Deine Taten sprachen oftmals eine andere Sprache als deine Worte, doch ich wusste immer, dass du mich aus tiefstem Herzen liebst. Und die selben Gefühle hatte ich ebenfalls für dich. Du warst wie in mein Herz eingepflanzt und ohne dich, da war der Herzschlag nicht intakt.

Die Nächte in welchen ich weinend neben dir im Bett lag waren unzählig. Manchmal überkamen mich die Emotionen einfach so, ungerechtfertigt, und dann gab es Situationen, in welchen ich hätte rennen sollen. Rennen, weil du oft nicht an uns sondern an dich gedacht hast. Ich höre noch heute die schweren Tränen, die wie mächtige Steine im Bettlaken versinken.

 

Du und ich, wir haben uns am Ende selbst zerstört.

 

 

Ich hatte für dich im Laufe der Zeit zu viele Tränen vergossen und zu viel gehofft. Am Ende da blieb mir nur noch eins: durchatmen. Es gibt für den Liebeskummer kein magisches Elixir, welches dich von all den Schmerzen befreit. Jeder muss seinen eigenen Weg durch dieses Labyrinth finden und verstehen, warum menschliche Beziehungen zu toxischen Verbindungen werden können.

 

Du und ich, wir haben uns am Ende selbst zerstört. Wir haben nicht an einem Strang gezogen, sondern uns gegenseitig angedroht den jeweils anderen die Klippen hinab zustoßen.

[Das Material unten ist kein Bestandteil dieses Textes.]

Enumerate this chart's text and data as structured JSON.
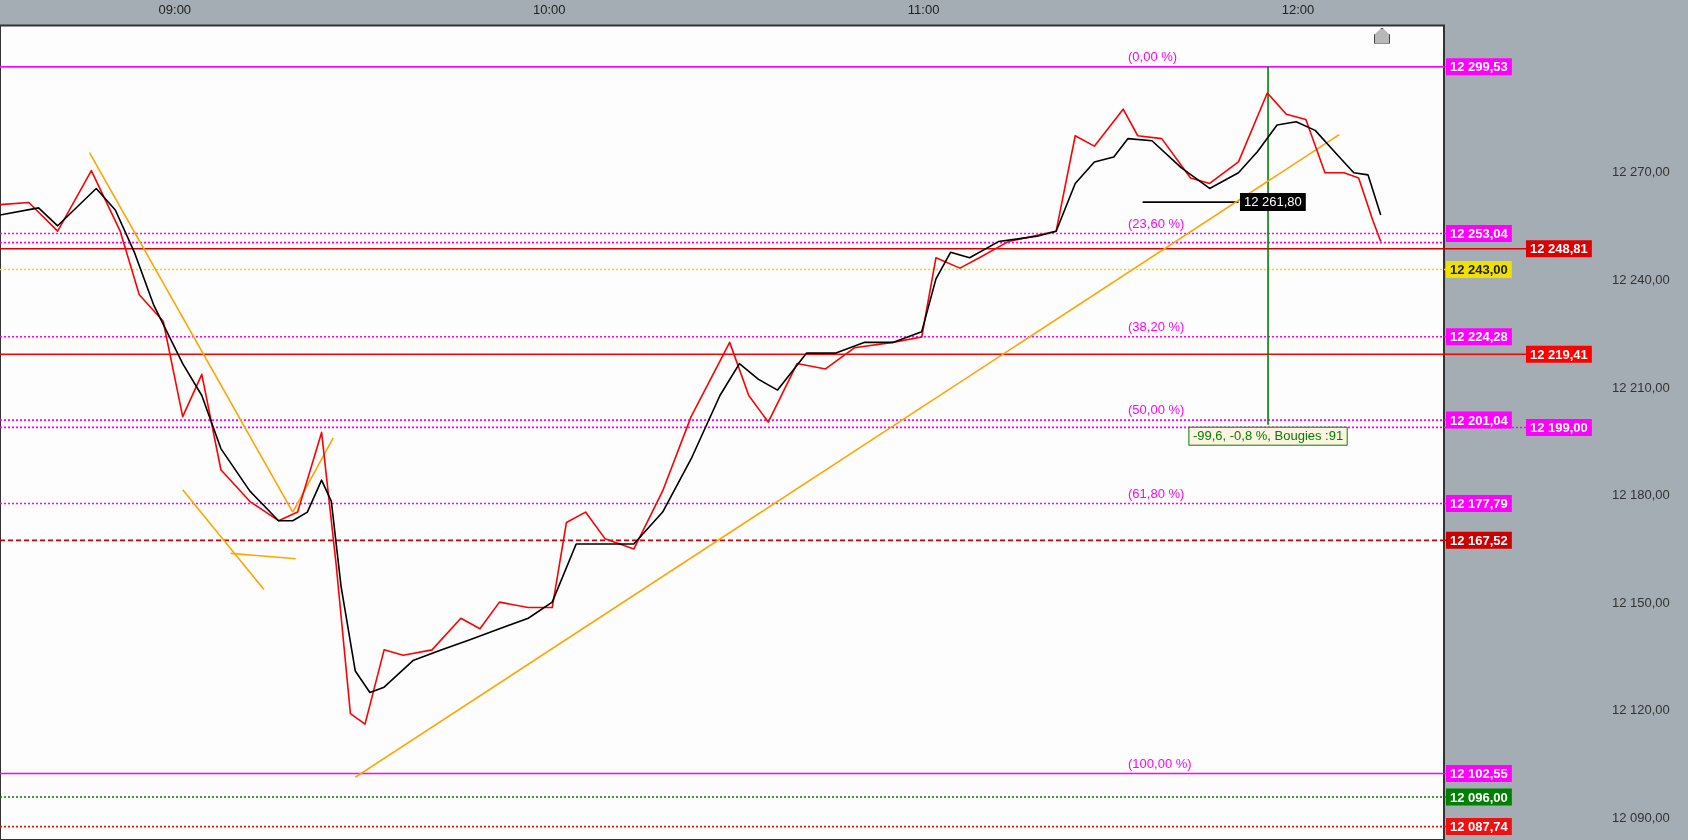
{
  "chart_data": {
    "type": "line",
    "xlim": [
      8.533,
      12.39
    ],
    "ylim": [
      12084,
      12311
    ],
    "xticks": [
      {
        "value": 9,
        "label": "09:00"
      },
      {
        "value": 10,
        "label": "10:00"
      },
      {
        "value": 11,
        "label": "11:00"
      },
      {
        "value": 12,
        "label": "12:00"
      }
    ],
    "yticks": [
      {
        "value": 12090,
        "label": "12 090,00"
      },
      {
        "value": 12120,
        "label": "12 120,00"
      },
      {
        "value": 12150,
        "label": "12 150,00"
      },
      {
        "value": 12180,
        "label": "12 180,00"
      },
      {
        "value": 12210,
        "label": "12 210,00"
      },
      {
        "value": 12240,
        "label": "12 240,00"
      },
      {
        "value": 12270,
        "label": "12 270,00"
      }
    ],
    "grid": false,
    "legend": false,
    "marker": "none",
    "series": [
      {
        "type": "line",
        "color": "#000000",
        "x": [
          8.533,
          8.636,
          8.687,
          8.79,
          8.841,
          8.892,
          8.944,
          9.021,
          9.072,
          9.123,
          9.2,
          9.277,
          9.315,
          9.354,
          9.392,
          9.418,
          9.444,
          9.482,
          9.521,
          9.559,
          9.636,
          9.713,
          9.79,
          9.867,
          9.944,
          10.008,
          10.072,
          10.149,
          10.226,
          10.303,
          10.379,
          10.456,
          10.508,
          10.559,
          10.61,
          10.687,
          10.764,
          10.841,
          10.918,
          10.995,
          11.033,
          11.072,
          11.123,
          11.2,
          11.303,
          11.354,
          11.405,
          11.456,
          11.508,
          11.546,
          11.61,
          11.687,
          11.764,
          11.841,
          11.892,
          11.944,
          11.995,
          12.046,
          12.097,
          12.149,
          12.187,
          12.221
        ],
        "values": [
          12258.2,
          12260.2,
          12255.2,
          12265.6,
          12259.6,
          12247.8,
          12233.0,
          12216.8,
          12207.9,
          12193.1,
          12181.3,
          12173.0,
          12173.0,
          12175.4,
          12184.3,
          12178.4,
          12154.7,
          12131.1,
          12125.1,
          12126.6,
          12134.0,
          12137.0,
          12139.9,
          12142.9,
          12145.8,
          12150.3,
          12166.5,
          12166.5,
          12166.5,
          12175.4,
          12190.2,
          12207.9,
          12216.8,
          12212.4,
          12209.4,
          12219.7,
          12219.7,
          12222.7,
          12222.7,
          12225.7,
          12240.4,
          12247.8,
          12246.3,
          12250.8,
          12252.3,
          12253.7,
          12267.0,
          12273.0,
          12274.4,
          12279.5,
          12278.9,
          12271.5,
          12265.6,
          12270.0,
          12275.9,
          12283.3,
          12284.2,
          12281.8,
          12275.9,
          12270.0,
          12269.4,
          12258.2
        ]
      },
      {
        "type": "line",
        "color": "#ff0000",
        "x": [
          8.533,
          8.61,
          8.687,
          8.777,
          8.854,
          8.905,
          8.969,
          9.021,
          9.072,
          9.123,
          9.2,
          9.277,
          9.328,
          9.392,
          9.431,
          9.469,
          9.508,
          9.559,
          9.61,
          9.687,
          9.764,
          9.815,
          9.867,
          9.944,
          10.008,
          10.046,
          10.097,
          10.149,
          10.226,
          10.303,
          10.379,
          10.482,
          10.533,
          10.585,
          10.662,
          10.738,
          10.815,
          10.918,
          10.995,
          11.033,
          11.097,
          11.149,
          11.226,
          11.354,
          11.405,
          11.456,
          11.533,
          11.572,
          11.636,
          11.713,
          11.764,
          11.841,
          11.918,
          11.969,
          12.021,
          12.072,
          12.123,
          12.162,
          12.2,
          12.221
        ],
        "values": [
          12261.1,
          12261.7,
          12253.7,
          12270.6,
          12253.7,
          12236.0,
          12228.6,
          12202.0,
          12213.8,
          12187.2,
          12178.4,
          12173.0,
          12175.4,
          12197.6,
          12160.6,
          12119.2,
          12116.3,
          12137.0,
          12135.5,
          12137.0,
          12145.8,
          12142.9,
          12150.3,
          12148.8,
          12148.8,
          12172.5,
          12175.4,
          12168.0,
          12165.1,
          12181.3,
          12202.0,
          12222.7,
          12207.9,
          12200.5,
          12216.8,
          12215.3,
          12221.2,
          12222.7,
          12224.2,
          12246.3,
          12243.4,
          12246.3,
          12250.8,
          12253.7,
          12280.3,
          12277.4,
          12287.7,
          12280.3,
          12279.5,
          12268.5,
          12267.0,
          12273.0,
          12292.2,
          12286.3,
          12284.8,
          12270.0,
          12270.0,
          12268.5,
          12256.7,
          12250.8
        ]
      },
      {
        "type": "line",
        "color": "#ffa500",
        "x": [
          8.772,
          9.315
        ],
        "values": [
          12275.6,
          12175.4
        ]
      },
      {
        "type": "line",
        "color": "#ffa500",
        "x": [
          9.021,
          9.238
        ],
        "values": [
          12181.6,
          12153.8
        ]
      },
      {
        "type": "line",
        "color": "#ffa500",
        "x": [
          9.149,
          9.323
        ],
        "values": [
          12163.9,
          12162.4
        ]
      },
      {
        "type": "line",
        "color": "#ffa500",
        "x": [
          9.315,
          9.423
        ],
        "values": [
          12175.4,
          12196.1
        ]
      },
      {
        "type": "line",
        "color": "#ffa500",
        "x": [
          9.482,
          12.11
        ],
        "values": [
          12101.5,
          12280.6
        ]
      },
      {
        "type": "line",
        "color": "#000000",
        "x": [
          11.585,
          11.841
        ],
        "values": [
          12261.8,
          12261.8
        ]
      },
      {
        "type": "line",
        "color": "#008000",
        "x": [
          11.92,
          11.92
        ],
        "values": [
          12299.5,
          12199.9
        ]
      }
    ],
    "ref_lines": [
      {
        "axis": "y",
        "value": 12299.53,
        "color": "#33dd33",
        "line_style": "solid"
      },
      {
        "axis": "y",
        "value": 12299.53,
        "label": "12 299,53",
        "color": "#ff00ff",
        "line_style": "solid"
      },
      {
        "axis": "y",
        "value": 12253.04,
        "label": "12 253,04",
        "color": "#ff00ff",
        "line_style": "dotted"
      },
      {
        "axis": "y",
        "value": 12250.5,
        "color": "#ff00ff",
        "line_style": "dotted"
      },
      {
        "axis": "y",
        "value": 12248.81,
        "label": "12 248,81",
        "color": "#dd0000",
        "line_style": "solid"
      },
      {
        "axis": "y",
        "value": 12243.0,
        "label": "12 243,00",
        "color": "#f0e000",
        "line_style": "dotted"
      },
      {
        "axis": "y",
        "value": 12224.28,
        "label": "12 224,28",
        "color": "#ff00ff",
        "line_style": "dotted"
      },
      {
        "axis": "y",
        "value": 12219.41,
        "label": "12 219,41",
        "color": "#ff0000",
        "line_style": "solid"
      },
      {
        "axis": "y",
        "value": 12201.04,
        "label": "12 201,04",
        "color": "#ff00ff",
        "line_style": "dotted"
      },
      {
        "axis": "y",
        "value": 12199.0,
        "label": "12 199,00",
        "color": "#ff00ff",
        "line_style": "dotted"
      },
      {
        "axis": "y",
        "value": 12177.79,
        "label": "12 177,79",
        "color": "#ff00ff",
        "line_style": "dotted"
      },
      {
        "axis": "y",
        "value": 12167.52,
        "label": "12 167,52",
        "color": "#cc0000",
        "line_style": "dashed"
      },
      {
        "axis": "y",
        "value": 12102.55,
        "label": "12 102,55",
        "color": "#ff00ff",
        "line_style": "solid"
      },
      {
        "axis": "y",
        "value": 12096.0,
        "label": "12 096,00",
        "color": "#008000",
        "line_style": "dotted"
      },
      {
        "axis": "y",
        "value": 12087.74,
        "label": "12 087,74",
        "color": "#ee1111",
        "line_style": "dotted"
      }
    ],
    "annotations": [
      {
        "text": "(0,00 %)",
        "x": 11.546,
        "y": 12299.53
      },
      {
        "text": "(23,60 %)",
        "x": 11.546,
        "y": 12253.04
      },
      {
        "text": "(38,20 %)",
        "x": 11.546,
        "y": 12224.28
      },
      {
        "text": "(50,00 %)",
        "x": 11.546,
        "y": 12201.04
      },
      {
        "text": "(61,80 %)",
        "x": 11.546,
        "y": 12177.79
      },
      {
        "text": "(100,00 %)",
        "x": 11.546,
        "y": 12102.55
      },
      {
        "text": "12 261,80",
        "x": 11.845,
        "y": 12261.8
      },
      {
        "text": "-99,6, -0,8 %, Bougies :91",
        "x": 11.92,
        "y": 12199.9
      }
    ]
  }
}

Lange Zeit stand ich sehr weit weg von dieser Klippe. Ab und an habe ich sie aus der Ferne betrachtet und mich vor ihr und der Aussicht gescheut. Deine Prioritäten waren nicht die meinen. Mit jeder Enttäuschung, Absage und Träne hast du mich unabsichtlich immer mehr in diese Richtung geleitet.

 

Ich stand an der Kante und bin selbst hinab gesprungen. Du hast dabei zugesehen und bist hinterher gerannt, du wolltest mich retten. Aber wer einmal fliegt, der kann nicht mehr zurück kommen.

Ich habe Dir alles verziehen. Ich hoffe du hast mir verziehen, dass ich gesprungen bin. Es musste sein. Für dich – und für mich.